Anche la dinamica omicidiaria racconta molto su questo delitto che tiene tutti con il fiato sospeso, non solo la comunità bergamasca. Il suo aggressore l’ha sorpresa con tre coltellate alle spalle e una al petto. Le prime però sono state quelle alla schiena. Il killer lo ha fatto in modo da provocare il massimo danno con il minimo rischio per sé stesso. Lei non è riuscita a difendersi non solo perché probabilmente ascoltava la musica con le cuffiette, ma perché l’aggressione è avvenuta mentre versava in condizione di massima vulnerabilità. Attinta dalla lama di quel coltello da cucina quando era voltata di schiena da qualcuno che ne ha tradito la fiducia nel modo più violento possibile. Ieri sono tornati in caserma per essere sentiti come persone informate sui fatti il fratello e la sorella della vittima, Christopher e Melody Verzeni, ed il cognato, Stefano Campana. Il fratello minore e la sorella maggiore di Sharon, accompagnati dal marito di quest’ultima, sono stati sentiti dai carabinieri del Nucleo investigativo di Bergamo per cinque ore. Ore nelle quali è stato approfondito il rapporto tra la sorella di Christopher e Melody ed il compagno. Cosa stanno cercando gli investigatori?
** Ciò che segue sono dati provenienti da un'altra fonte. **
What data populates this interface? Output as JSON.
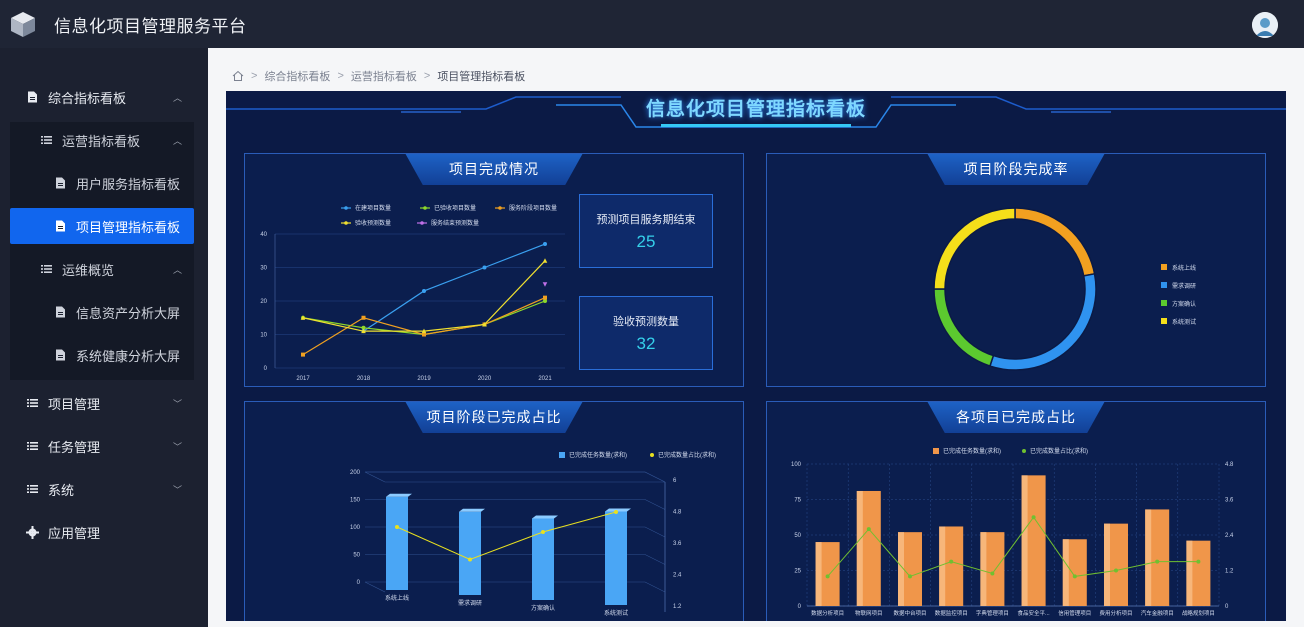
{
  "app": {
    "title": "信息化项目管理服务平台"
  },
  "sidebar": {
    "items": [
      {
        "label": "综合指标看板",
        "level": 1,
        "icon": "document-icon",
        "caret": "up"
      },
      {
        "label": "运营指标看板",
        "level": 2,
        "icon": "list-icon",
        "caret": "up"
      },
      {
        "label": "用户服务指标看板",
        "level": 3,
        "icon": "document-icon"
      },
      {
        "label": "项目管理指标看板",
        "level": 3,
        "icon": "document-icon",
        "active": true
      },
      {
        "label": "运维概览",
        "level": 2,
        "icon": "list-icon",
        "caret": "up"
      },
      {
        "label": "信息资产分析大屏",
        "level": 3,
        "icon": "document-icon"
      },
      {
        "label": "系统健康分析大屏",
        "level": 3,
        "icon": "document-icon"
      },
      {
        "label": "项目管理",
        "level": 1,
        "icon": "list-icon",
        "caret": "down"
      },
      {
        "label": "任务管理",
        "level": 1,
        "icon": "list-icon",
        "caret": "down"
      },
      {
        "label": "系统",
        "level": 1,
        "icon": "list-icon",
        "caret": "down"
      },
      {
        "label": "应用管理",
        "level": 1,
        "icon": "gear-icon"
      }
    ]
  },
  "breadcrumb": [
    "综合指标看板",
    "运营指标看板",
    "项目管理指标看板"
  ],
  "dashboard": {
    "title": "信息化项目管理指标看板",
    "colors": {
      "accent": "#1166ee",
      "background": "#0b1a45"
    },
    "panels": {
      "completion": {
        "title": "项目完成情况"
      },
      "stage_rate": {
        "title": "项目阶段完成率"
      },
      "stage_done": {
        "title": "项目阶段已完成占比"
      },
      "project_done": {
        "title": "各项目已完成占比"
      }
    },
    "stats": [
      {
        "label": "预测项目服务期结束",
        "value": "25"
      },
      {
        "label": "验收预测数量",
        "value": "32"
      }
    ]
  },
  "chart_data": [
    {
      "type": "line",
      "x": [
        "2017",
        "2018",
        "2019",
        "2020",
        "2021"
      ],
      "ylim": [
        0,
        40
      ],
      "yticks": [
        0,
        10,
        20,
        30,
        40
      ],
      "series": [
        {
          "name": "在建项目数量",
          "color": "#3aa0f0",
          "values": [
            null,
            11,
            23,
            30,
            37
          ]
        },
        {
          "name": "已验收项目数量",
          "color": "#8ed82a",
          "values": [
            15,
            12,
            10,
            13,
            20
          ]
        },
        {
          "name": "服务阶段项目数量",
          "color": "#f0a020",
          "values": [
            4,
            15,
            10,
            13,
            21
          ]
        },
        {
          "name": "验收预测数量",
          "color": "#f0e030",
          "values": [
            15,
            11,
            11,
            13,
            32
          ]
        },
        {
          "name": "服务结束预测数量",
          "color": "#c070e8",
          "values": [
            null,
            null,
            null,
            null,
            25
          ]
        }
      ]
    },
    {
      "type": "pie",
      "donut": true,
      "legend": "right",
      "slices": [
        {
          "label": "系统上线",
          "value": 22,
          "color": "#f2a020"
        },
        {
          "label": "需求调研",
          "value": 33,
          "color": "#2f93f0"
        },
        {
          "label": "方案确认",
          "value": 20,
          "color": "#5cc92f"
        },
        {
          "label": "系统测试",
          "value": 25,
          "color": "#f5df1a"
        }
      ]
    },
    {
      "type": "bar",
      "style": "3d",
      "categories": [
        "系统上线",
        "需求调研",
        "方案确认",
        "系统测试"
      ],
      "ylim": [
        0,
        200
      ],
      "yticks": [
        0,
        50,
        100,
        150,
        200
      ],
      "y2ticks": [
        1.2,
        2.4,
        3.6,
        4.8,
        6
      ],
      "series": [
        {
          "name": "已完成任务数量(求和)",
          "color": "#4aa6f5",
          "values": [
            155,
            135,
            130,
            150
          ]
        },
        {
          "name": "已完成数量占比(求和)",
          "color": "#e8e020",
          "axis": "right",
          "values": [
            3.8,
            2.5,
            3.6,
            4.4
          ]
        }
      ]
    },
    {
      "type": "bar",
      "categories": [
        "数据分析项目",
        "物联网项目",
        "数据中台项目",
        "数据监控项目",
        "字典管理项目",
        "食品安全平...",
        "信用管理项目",
        "费用分析项目",
        "汽车金融项目",
        "战略规划项目"
      ],
      "ylim": [
        0,
        100
      ],
      "yticks": [
        0,
        25,
        50,
        75,
        100
      ],
      "y2ticks": [
        0,
        1.2,
        2.4,
        3.6,
        4.8
      ],
      "series": [
        {
          "name": "已完成任务数量(求和)",
          "color": "#f0964a",
          "values": [
            45,
            81,
            52,
            56,
            52,
            92,
            47,
            58,
            68,
            46
          ]
        },
        {
          "name": "已完成数量占比(求和)",
          "color": "#70c030",
          "axis": "right",
          "values": [
            1.0,
            2.6,
            1.0,
            1.5,
            1.1,
            3.0,
            1.0,
            1.2,
            1.5,
            1.5
          ]
        }
      ]
    }
  ]
}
Secondo la vittimologia, di quel ramo della criminologia che studia le caratteristiche biologiche, psicologiche e morali della vittima di un crimine per risalire al suo assassino, Sharon era una vittima a basso rischio. Viveva cioè in una condizione che di base non accresceva in alcun modo la possibilità di essere uccisa. Non c’erano ombre nelle sue frequentazioni né nella sua vita privata. E proprio per questo non bisogna andare troppo lontano per cercare il suo assassino. Bisogna inserirsi nelle piaghe della sua vita specchiata. Quella sera è stata uccisa da qualcuno che si era organizzato per farlo. Qualcuno che cammina indisturbato, o quasi, ancora a Terno d’Isola. Certamente non un serial killer e neppure Ignoto 1. Quest’ultimo è già stato assicurato alla giustizia quattordici anni fa.